I am new to CUDA programming, but I have run across an issue which does not make sense to me, which is that my CUDA kernel runs like 50x-100x slower than I think it should on either a Jetson TK1 or TX1.
I have run the same code on the following devices (native compilation in each case):
- A GT 540M (2.1 compute capability, 96 cores, 1GB memory), it takes around 1.4 seconds.
- A Quadro K6000 (3.5 compute capability, more cores than my program could even fill, 12 GB of memory), it takes around 0.15 seconds
- A TK1 (3.2 compute capability, 192 cores), it takes 104 seconds (74x slower than the GT 540M).

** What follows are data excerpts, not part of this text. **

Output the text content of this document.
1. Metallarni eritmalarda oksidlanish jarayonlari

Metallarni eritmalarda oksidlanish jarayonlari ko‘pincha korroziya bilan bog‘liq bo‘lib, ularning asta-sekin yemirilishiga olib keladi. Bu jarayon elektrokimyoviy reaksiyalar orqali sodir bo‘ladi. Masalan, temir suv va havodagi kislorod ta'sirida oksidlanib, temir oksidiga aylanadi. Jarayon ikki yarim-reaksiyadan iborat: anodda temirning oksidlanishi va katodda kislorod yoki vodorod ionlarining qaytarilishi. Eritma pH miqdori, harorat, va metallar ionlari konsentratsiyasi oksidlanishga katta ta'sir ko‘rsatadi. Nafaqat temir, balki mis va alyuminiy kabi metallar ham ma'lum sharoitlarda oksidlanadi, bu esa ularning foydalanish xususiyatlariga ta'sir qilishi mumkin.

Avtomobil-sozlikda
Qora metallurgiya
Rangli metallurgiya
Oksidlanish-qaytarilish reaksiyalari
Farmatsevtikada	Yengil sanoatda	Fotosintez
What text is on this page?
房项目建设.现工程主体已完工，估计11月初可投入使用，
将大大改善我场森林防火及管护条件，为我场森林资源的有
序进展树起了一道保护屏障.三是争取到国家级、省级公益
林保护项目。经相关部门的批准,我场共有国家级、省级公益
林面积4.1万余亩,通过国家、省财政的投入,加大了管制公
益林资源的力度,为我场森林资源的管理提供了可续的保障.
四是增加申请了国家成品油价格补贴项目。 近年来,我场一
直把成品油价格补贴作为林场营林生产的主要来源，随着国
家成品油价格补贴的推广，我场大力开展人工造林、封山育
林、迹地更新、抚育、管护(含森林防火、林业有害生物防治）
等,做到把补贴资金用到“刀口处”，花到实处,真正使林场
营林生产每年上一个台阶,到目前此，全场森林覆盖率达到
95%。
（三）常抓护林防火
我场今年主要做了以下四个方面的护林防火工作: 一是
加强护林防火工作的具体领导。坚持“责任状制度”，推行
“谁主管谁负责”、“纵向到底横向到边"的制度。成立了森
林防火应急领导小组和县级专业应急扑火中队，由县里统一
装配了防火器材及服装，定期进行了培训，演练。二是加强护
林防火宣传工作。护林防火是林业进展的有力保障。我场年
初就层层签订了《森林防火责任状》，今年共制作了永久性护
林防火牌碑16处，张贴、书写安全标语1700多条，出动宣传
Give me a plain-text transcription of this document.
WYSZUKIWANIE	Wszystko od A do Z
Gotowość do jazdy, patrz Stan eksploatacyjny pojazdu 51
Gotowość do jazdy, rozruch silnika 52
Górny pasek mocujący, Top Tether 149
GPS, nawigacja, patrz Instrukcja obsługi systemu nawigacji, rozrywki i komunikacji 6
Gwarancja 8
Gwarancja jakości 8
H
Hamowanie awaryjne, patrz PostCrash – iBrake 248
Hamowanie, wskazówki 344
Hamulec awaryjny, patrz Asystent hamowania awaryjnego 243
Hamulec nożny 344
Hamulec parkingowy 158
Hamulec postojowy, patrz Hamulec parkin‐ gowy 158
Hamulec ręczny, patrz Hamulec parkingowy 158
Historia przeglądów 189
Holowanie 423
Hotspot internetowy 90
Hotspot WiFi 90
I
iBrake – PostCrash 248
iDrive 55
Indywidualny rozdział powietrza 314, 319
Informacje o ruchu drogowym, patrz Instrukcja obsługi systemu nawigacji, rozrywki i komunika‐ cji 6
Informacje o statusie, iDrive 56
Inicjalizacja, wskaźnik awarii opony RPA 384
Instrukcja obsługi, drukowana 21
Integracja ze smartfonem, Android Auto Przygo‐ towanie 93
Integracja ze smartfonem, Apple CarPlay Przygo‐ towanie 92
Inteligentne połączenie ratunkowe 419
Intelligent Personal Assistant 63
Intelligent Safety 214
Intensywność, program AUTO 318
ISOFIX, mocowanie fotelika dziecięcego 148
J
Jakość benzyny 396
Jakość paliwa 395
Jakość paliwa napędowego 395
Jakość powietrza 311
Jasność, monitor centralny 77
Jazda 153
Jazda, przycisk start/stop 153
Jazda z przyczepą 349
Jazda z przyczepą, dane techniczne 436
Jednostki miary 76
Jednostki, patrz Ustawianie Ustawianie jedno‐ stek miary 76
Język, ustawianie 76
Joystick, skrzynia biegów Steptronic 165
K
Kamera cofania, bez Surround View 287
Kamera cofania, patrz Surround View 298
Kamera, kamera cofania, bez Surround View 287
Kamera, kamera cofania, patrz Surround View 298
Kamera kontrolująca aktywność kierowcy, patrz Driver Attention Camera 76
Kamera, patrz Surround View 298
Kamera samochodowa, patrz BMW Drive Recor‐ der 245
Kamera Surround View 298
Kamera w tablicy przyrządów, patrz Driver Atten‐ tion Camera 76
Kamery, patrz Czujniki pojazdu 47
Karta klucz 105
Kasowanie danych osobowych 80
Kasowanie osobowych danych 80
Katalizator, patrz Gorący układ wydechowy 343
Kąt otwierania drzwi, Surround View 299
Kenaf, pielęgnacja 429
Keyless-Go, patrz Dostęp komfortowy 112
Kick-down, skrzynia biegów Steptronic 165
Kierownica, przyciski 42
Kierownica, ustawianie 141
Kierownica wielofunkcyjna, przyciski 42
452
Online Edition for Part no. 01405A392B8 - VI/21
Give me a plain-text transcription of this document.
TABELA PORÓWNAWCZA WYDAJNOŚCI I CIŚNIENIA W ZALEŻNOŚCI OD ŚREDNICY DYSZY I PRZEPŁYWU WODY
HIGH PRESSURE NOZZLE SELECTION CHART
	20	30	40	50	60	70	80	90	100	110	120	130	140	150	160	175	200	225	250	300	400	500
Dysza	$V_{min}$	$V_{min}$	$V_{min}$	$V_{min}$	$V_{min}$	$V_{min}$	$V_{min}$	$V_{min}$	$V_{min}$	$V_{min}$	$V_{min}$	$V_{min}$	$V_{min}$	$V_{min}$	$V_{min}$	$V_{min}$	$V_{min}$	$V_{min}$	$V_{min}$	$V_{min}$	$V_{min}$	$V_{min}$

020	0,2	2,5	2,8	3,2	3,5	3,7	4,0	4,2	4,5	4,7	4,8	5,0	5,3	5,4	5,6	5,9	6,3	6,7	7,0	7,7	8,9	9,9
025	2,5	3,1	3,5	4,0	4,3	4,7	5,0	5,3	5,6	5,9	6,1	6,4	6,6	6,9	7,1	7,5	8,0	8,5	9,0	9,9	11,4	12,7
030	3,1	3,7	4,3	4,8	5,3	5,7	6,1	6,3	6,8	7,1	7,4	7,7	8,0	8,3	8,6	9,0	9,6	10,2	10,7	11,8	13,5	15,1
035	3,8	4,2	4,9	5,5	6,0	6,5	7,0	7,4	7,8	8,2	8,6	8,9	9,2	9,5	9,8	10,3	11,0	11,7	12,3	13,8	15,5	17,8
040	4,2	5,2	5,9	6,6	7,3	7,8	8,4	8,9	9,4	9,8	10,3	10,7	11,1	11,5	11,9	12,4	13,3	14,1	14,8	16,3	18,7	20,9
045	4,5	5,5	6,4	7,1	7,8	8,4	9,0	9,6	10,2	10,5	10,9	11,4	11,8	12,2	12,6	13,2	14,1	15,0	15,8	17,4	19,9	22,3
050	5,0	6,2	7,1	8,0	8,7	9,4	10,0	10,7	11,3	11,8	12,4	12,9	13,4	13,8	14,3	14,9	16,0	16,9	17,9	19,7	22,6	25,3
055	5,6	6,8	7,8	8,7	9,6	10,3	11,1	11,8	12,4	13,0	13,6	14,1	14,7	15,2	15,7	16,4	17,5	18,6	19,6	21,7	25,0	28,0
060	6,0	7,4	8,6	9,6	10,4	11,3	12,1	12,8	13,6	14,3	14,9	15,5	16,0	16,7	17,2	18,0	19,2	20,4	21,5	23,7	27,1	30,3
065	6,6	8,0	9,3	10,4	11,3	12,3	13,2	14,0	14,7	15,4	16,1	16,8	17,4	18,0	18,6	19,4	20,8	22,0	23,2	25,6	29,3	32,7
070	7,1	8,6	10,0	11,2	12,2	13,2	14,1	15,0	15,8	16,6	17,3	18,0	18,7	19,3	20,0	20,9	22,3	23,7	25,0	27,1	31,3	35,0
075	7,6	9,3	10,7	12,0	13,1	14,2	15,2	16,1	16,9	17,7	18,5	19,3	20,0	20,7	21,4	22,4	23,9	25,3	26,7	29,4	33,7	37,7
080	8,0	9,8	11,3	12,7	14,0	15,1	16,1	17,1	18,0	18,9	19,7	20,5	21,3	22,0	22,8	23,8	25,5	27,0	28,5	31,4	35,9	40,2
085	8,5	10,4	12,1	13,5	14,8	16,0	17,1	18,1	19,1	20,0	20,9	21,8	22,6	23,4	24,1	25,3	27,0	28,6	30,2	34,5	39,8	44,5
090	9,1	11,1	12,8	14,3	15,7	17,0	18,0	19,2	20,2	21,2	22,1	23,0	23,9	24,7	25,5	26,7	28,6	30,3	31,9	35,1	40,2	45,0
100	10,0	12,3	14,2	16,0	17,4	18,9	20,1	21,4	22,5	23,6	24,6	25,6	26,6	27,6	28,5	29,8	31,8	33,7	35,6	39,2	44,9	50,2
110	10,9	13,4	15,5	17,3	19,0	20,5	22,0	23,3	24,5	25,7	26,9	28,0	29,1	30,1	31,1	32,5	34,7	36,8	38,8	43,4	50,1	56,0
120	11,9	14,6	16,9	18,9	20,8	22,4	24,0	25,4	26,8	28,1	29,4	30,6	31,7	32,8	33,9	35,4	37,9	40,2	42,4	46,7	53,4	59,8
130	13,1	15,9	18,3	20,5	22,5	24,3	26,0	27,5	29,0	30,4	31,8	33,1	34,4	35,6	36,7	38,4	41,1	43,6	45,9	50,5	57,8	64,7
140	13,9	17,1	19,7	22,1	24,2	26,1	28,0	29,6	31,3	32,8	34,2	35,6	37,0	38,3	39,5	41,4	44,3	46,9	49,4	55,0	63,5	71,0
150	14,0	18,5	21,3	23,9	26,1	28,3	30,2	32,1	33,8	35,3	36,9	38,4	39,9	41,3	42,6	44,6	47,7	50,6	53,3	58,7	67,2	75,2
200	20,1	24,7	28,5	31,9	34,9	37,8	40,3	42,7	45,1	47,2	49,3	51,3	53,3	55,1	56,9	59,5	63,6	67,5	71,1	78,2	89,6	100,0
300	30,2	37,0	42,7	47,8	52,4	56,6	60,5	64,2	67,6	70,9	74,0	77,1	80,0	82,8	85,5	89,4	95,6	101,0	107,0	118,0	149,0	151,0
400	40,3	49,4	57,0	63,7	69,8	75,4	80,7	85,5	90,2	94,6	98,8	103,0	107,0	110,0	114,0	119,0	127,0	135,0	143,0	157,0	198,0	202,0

- A TX1 (5.3 compute capability, 256 cores), it takes 88 seconds (62x slower than the GT 540M). Also, only in the case of the TX1, dmesg says:
nvmap_pgprot: PID 6467: a.out: TAG: 0x0800 WARNING: NVMAP_HANDLE_WRITE_COMBINE should be used in place of NVMAP_HANDLE_UNCACHEABLE on ARM64
I don’t understand what would cause such a slowdown. If anything, I would have expected the both the TK1 and the TX1 to outperform the GT 540M laptop GPU. The fact that the TK1 and the TX1 have a similar performance penalty, even though the Quadro K6000 has a compute capability in between them tells me the issue is related to naively porting CUDA code from a discrete GPU to an integrated GPU, but I don’t know what I need to do differently.
Could the dmesg warning have anything to do with this severe performance gap? Or is there something else really big that I am missing?